3. Think About Ways to Re-Engage New Signups
Now that you have their e-mail address, you can re-engage these potential new customers through a multi-step e-mail marketing campaign combining promotional and informational content. Follow through on their signup with a thank-you note targeting what you know about them based on their encounter with your website. Invite them to sign up for your e-newsletter (if they haven't already), and when they do, track which links they click on and target mailings to their interests and habits. You can even segment people who found you through search engine marketing in a separate mailing list from your general list and think about ways to connect your online and offline customers . (See " 5 Key Ways to Build Customer Relationships " for other engaging ideas.)
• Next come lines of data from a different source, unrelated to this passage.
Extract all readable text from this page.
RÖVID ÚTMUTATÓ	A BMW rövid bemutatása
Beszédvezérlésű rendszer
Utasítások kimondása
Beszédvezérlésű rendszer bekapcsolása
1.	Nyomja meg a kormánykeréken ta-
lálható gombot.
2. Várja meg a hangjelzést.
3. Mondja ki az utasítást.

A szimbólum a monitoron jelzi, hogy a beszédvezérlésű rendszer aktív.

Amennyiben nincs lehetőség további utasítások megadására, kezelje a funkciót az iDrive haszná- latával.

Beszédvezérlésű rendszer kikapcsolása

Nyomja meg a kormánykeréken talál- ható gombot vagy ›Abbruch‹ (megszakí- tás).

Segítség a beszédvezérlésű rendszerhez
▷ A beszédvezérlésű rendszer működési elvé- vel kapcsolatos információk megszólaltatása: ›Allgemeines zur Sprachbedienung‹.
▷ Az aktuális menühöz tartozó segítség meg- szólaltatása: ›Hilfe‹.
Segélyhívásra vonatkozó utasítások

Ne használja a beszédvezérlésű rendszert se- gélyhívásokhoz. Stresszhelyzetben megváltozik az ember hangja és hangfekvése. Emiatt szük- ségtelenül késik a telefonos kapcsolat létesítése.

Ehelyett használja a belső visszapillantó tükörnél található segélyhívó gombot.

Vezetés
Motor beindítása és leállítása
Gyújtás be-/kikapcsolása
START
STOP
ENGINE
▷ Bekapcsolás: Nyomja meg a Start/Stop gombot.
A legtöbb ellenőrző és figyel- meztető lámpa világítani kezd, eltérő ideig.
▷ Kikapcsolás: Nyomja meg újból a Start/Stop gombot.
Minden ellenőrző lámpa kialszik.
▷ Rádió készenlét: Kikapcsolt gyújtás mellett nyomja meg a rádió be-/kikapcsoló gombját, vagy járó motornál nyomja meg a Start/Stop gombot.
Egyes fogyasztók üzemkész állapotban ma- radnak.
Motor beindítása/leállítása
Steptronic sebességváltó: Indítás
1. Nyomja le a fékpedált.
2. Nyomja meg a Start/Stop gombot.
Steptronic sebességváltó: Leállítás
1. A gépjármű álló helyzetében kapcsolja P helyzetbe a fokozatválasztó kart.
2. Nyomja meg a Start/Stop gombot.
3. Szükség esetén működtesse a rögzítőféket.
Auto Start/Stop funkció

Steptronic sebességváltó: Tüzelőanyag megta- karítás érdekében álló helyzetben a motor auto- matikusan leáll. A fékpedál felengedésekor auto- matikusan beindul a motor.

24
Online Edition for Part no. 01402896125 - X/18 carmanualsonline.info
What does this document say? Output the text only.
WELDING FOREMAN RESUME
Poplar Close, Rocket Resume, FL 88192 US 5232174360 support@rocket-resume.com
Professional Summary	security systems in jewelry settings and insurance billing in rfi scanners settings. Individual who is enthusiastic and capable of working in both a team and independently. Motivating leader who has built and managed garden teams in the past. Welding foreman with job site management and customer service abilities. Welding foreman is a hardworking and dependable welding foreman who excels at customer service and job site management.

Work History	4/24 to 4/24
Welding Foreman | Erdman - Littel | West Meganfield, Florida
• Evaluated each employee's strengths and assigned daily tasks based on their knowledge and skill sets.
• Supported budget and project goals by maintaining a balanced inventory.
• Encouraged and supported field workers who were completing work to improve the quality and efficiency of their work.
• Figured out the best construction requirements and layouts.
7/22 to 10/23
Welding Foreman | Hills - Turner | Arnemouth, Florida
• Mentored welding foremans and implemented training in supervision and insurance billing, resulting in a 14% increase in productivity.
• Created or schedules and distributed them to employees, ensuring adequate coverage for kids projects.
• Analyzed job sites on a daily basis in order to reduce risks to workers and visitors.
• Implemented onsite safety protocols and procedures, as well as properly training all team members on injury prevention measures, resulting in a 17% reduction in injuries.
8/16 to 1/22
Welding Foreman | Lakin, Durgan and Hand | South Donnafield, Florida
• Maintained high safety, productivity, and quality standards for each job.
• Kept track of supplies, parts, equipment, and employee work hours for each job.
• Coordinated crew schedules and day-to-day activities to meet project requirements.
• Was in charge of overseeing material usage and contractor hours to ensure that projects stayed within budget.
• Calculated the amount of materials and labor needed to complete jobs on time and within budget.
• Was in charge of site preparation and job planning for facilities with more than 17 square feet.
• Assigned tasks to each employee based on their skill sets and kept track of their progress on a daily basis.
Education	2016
Paid search advertising combined with e-mail marketing is an opportunity to say something meaningful about your business to potential customers. Picture yourself at a networking event meeting the perfect prospect. You wouldn't shake hands and walk away. You would want to spend some quality time getting to know them and understanding how you might do business together. Think of your pay-per-click prospects that same way. Make sure that first virtual handshake is only the beginning of a long, valuable relationship, and that your website is never just a one-hit wonder.

Gail Goodman is the author of Engagement Marketing: How Small Business Wins In a Socially Connected World (Wiley, 2012) and CEO of Waltham, Mass.-based Constant Contact Inc., a provider of email marketing, event marketing, social media marketing, local deal and online survey tools and services for small businesses, associations and nonprofits.